Protests could be banned outside the offices of MPs
MINISTERS are considering plans to boost security for MPs to protect them from ‘mob rule’.
The Government is looking at introducing a ban on menacing protests outside politicians’ offices and improving security around Parliament to tackle attempts at intimidation.
The measures have been recommended as part of a review conducted by Lord Walney, an independent adviser on political violence and disruption.
A draft of the review was handed to the Home Office last month.
But it has been given new impetus by the case of justice minister Mike Freer who has faced death threats and an arson attack on his constituency office last year.
The Conservative MP revealed in the Daily Mail last week he will step down at the next general election because the threats have taken too great a toll on his family. Ministers have also become increasingly alarmed over the number of hostile demonstrations outside MPs’ offices and council buildings – particularly in the wake of the October 7 attack by Hamas on Israel.
A Whitehall source said that failure to give more protection to MPs risked undermining democracy. ‘No one is talking about ending the right of people to make their point to their elected representatives,’ the source said.
‘But the way it is being done in some instances now is akin to mob rule. There is an implicit threat of violence and we are getting to the point where MPs are fearing for their lives and potentially feeling intimidated into voting a certain way.
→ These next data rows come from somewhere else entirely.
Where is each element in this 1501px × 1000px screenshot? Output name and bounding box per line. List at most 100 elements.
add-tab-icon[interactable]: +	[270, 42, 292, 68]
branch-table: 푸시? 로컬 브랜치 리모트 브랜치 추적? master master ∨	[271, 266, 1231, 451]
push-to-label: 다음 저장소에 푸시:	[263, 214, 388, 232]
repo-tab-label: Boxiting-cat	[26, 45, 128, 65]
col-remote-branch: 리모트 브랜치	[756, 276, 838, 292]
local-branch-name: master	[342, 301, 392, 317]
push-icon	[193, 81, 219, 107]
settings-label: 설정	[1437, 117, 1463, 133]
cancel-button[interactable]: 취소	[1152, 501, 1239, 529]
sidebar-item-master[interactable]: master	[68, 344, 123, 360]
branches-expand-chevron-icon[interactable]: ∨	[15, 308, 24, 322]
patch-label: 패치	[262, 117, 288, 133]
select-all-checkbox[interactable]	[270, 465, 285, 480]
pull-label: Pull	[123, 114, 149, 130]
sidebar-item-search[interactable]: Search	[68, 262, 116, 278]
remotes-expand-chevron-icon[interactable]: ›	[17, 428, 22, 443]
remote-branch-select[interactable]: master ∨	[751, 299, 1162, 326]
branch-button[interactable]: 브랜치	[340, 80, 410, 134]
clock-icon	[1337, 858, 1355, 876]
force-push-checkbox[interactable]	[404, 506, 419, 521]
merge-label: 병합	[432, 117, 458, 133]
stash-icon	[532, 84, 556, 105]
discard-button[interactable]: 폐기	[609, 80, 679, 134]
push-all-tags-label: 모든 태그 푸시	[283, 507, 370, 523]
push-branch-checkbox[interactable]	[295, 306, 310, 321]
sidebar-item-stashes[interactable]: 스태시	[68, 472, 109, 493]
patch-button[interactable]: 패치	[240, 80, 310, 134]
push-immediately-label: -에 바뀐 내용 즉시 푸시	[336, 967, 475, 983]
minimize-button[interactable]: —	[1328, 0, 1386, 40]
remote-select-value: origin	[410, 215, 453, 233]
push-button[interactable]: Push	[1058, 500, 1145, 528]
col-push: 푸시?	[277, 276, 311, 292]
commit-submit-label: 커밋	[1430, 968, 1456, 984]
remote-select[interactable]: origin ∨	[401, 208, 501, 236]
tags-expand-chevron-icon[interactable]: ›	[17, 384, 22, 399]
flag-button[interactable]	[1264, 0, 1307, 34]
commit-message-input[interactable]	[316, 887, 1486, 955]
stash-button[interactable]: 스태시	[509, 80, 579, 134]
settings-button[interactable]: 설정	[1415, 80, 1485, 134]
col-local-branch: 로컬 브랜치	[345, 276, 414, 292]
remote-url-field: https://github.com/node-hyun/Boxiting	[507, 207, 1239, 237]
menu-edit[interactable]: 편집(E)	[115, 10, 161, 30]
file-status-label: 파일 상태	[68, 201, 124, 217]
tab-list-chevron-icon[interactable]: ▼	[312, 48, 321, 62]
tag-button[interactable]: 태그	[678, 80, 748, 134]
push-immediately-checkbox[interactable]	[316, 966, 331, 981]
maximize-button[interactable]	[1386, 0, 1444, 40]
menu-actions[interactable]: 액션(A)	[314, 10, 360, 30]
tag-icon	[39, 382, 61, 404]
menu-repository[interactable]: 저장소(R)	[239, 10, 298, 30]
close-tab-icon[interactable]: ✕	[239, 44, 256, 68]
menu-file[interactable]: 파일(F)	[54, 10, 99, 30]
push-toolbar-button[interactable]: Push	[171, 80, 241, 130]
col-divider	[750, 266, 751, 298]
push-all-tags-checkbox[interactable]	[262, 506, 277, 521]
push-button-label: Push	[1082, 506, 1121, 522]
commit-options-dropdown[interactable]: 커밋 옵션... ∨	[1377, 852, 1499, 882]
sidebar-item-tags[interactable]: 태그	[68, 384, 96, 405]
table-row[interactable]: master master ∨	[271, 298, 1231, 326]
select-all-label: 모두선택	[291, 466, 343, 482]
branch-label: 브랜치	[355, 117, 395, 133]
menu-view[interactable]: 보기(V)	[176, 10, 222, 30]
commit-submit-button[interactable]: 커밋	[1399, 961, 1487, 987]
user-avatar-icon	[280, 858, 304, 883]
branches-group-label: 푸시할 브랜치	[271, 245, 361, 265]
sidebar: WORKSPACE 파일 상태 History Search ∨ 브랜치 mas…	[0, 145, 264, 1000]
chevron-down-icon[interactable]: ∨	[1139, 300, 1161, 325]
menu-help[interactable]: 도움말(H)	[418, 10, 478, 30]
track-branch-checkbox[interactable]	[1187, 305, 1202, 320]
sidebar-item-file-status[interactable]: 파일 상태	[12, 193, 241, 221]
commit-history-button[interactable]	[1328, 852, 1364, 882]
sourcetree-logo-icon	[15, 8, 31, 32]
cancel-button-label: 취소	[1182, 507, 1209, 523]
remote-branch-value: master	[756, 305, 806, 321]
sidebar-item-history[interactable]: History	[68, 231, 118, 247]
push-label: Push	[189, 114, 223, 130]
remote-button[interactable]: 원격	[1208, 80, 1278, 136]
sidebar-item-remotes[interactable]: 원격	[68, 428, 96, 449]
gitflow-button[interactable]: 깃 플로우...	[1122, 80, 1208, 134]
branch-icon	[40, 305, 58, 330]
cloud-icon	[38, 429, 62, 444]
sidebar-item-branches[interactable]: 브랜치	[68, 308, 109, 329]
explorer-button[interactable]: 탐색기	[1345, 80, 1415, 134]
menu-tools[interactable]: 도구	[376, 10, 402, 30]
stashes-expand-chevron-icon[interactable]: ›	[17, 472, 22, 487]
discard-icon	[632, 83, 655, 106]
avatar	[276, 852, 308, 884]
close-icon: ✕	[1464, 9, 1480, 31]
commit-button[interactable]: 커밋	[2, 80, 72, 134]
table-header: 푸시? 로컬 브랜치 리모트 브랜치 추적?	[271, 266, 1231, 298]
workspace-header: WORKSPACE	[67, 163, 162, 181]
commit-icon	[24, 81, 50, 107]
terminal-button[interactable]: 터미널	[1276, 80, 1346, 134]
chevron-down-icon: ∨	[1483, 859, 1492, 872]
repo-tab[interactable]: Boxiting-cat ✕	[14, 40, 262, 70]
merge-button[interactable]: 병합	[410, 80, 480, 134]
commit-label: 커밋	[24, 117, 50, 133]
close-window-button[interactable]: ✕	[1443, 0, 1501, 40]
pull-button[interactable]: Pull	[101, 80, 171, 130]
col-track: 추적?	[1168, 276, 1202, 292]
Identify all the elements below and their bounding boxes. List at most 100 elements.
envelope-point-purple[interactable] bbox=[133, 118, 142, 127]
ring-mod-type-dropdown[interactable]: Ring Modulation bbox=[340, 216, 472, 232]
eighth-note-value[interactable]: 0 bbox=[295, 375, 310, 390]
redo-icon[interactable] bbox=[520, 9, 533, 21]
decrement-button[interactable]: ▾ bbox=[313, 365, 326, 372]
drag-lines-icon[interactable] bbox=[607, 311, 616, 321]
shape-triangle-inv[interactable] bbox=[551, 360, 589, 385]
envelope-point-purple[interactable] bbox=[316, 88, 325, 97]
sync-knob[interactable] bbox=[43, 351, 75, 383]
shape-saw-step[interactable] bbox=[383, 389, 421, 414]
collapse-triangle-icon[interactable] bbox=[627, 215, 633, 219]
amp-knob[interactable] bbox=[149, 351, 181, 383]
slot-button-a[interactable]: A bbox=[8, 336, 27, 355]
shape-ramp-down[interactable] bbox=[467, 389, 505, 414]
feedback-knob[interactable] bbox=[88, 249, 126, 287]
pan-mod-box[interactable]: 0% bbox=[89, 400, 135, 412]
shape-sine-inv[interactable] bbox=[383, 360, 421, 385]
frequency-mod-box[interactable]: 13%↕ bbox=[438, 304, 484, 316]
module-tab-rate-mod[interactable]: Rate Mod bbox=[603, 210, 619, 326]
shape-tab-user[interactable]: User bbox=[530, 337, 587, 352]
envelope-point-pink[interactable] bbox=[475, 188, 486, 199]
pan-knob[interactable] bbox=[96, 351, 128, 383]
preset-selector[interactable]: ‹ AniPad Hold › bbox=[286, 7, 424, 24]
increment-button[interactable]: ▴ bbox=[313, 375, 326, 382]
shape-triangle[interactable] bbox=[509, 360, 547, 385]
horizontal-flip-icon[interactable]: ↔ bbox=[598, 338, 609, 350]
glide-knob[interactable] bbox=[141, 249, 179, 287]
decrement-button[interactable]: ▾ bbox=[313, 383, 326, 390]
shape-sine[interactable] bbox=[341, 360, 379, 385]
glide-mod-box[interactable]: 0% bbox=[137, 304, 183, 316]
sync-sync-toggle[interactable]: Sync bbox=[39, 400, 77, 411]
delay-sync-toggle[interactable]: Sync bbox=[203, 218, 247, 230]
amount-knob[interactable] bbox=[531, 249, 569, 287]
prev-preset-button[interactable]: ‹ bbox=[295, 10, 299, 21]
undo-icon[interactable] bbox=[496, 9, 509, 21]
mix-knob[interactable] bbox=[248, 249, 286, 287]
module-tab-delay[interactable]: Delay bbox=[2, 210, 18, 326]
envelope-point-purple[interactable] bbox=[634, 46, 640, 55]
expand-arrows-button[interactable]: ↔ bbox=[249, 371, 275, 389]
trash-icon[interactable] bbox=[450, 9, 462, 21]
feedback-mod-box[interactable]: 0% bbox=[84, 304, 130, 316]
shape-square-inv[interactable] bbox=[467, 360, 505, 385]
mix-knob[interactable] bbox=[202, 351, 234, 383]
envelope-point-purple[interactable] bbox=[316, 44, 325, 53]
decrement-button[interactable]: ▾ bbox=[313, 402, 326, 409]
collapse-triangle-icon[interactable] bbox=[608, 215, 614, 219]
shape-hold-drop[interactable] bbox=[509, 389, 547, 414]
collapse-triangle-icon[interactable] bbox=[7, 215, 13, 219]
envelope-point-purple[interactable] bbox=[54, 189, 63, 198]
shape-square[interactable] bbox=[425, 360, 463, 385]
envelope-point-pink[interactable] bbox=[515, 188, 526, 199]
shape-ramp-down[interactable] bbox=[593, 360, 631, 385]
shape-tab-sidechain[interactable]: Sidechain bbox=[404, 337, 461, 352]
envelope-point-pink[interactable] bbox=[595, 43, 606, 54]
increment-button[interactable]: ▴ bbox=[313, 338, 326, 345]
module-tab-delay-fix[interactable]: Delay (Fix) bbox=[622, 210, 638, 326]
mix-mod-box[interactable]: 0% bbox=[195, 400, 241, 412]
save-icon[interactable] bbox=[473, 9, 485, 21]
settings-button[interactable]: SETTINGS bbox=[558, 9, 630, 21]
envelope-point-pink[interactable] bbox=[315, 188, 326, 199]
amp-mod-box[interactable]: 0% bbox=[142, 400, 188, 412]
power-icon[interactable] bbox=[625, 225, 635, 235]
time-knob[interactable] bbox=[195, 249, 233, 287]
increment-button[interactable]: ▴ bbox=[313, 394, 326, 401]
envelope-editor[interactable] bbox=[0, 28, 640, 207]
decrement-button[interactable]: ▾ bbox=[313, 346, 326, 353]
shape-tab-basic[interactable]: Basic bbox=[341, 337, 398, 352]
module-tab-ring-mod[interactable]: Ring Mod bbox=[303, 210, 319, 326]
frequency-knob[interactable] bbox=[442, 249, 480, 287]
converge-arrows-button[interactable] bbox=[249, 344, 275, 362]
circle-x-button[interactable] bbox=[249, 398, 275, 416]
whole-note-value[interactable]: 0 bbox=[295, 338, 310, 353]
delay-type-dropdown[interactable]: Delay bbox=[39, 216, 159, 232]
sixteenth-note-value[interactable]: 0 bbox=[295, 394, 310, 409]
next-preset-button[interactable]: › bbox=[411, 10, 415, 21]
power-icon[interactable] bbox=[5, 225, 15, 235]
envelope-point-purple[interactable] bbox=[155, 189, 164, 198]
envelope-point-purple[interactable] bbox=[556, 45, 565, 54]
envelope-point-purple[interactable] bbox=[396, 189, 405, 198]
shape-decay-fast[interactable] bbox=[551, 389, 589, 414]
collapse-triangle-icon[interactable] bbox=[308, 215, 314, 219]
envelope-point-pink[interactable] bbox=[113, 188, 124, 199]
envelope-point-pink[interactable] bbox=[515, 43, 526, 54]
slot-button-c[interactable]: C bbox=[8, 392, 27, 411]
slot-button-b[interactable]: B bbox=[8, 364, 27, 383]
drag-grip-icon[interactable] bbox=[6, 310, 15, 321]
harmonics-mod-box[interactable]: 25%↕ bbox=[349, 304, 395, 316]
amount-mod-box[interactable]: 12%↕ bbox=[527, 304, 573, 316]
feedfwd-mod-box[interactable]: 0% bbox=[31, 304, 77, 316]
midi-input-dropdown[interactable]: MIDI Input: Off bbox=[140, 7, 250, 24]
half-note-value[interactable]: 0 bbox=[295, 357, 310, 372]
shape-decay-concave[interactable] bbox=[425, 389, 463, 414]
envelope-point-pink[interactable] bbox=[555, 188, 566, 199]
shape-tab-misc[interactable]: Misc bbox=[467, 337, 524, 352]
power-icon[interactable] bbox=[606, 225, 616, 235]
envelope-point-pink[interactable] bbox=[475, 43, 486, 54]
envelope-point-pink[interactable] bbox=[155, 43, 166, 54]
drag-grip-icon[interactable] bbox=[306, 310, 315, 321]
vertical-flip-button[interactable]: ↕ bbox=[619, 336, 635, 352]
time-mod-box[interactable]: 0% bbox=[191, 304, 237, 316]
That has a really corrosive effect on democracy.’
Under the plans, powers to ban certain protests outside schools and vaccination clinics could be extended to cover MPs’ offices.
The so- called ‘expedited public spaces protection orders’ can be imposed to prevent harassment and can last for up to six months.
Ministers are also examining whether to tighten restrictions on protests outside Parliament during high-profile votes.
This follows a hostile pro-Palestine demonstration last year during a debate on whether to back calls for a ceasefire in Gaza. Hundreds of pro-Palestine demonstrators gathered outside the office of Labour’s Bethnal Green and Bow MP Rushanara Ali after she did not back a vote calling for the ceasefire. Protesters chanted ‘shame on you’ and ‘vote her out’.
Similar demonstrations have been held outside the offices of Labour MPs, including Sir Keir Starmer and Anneliese Dodds. She tried to reason with protesters from a first floor window as they shouted: ‘You don’t represent me.’
Labour’s deputy leader Angela Rayner and shadow Treasury minister Jonathan Reynolds were confronted by screaming pro-Palestine protesters at an event in Stockport last month.
Ms Rayner told Sky News: ‘It did affect me and it has affected me since that incident... I was scared and my family are scared for me. And that’s why Mike [Freer] has taken the decision he’s taken.’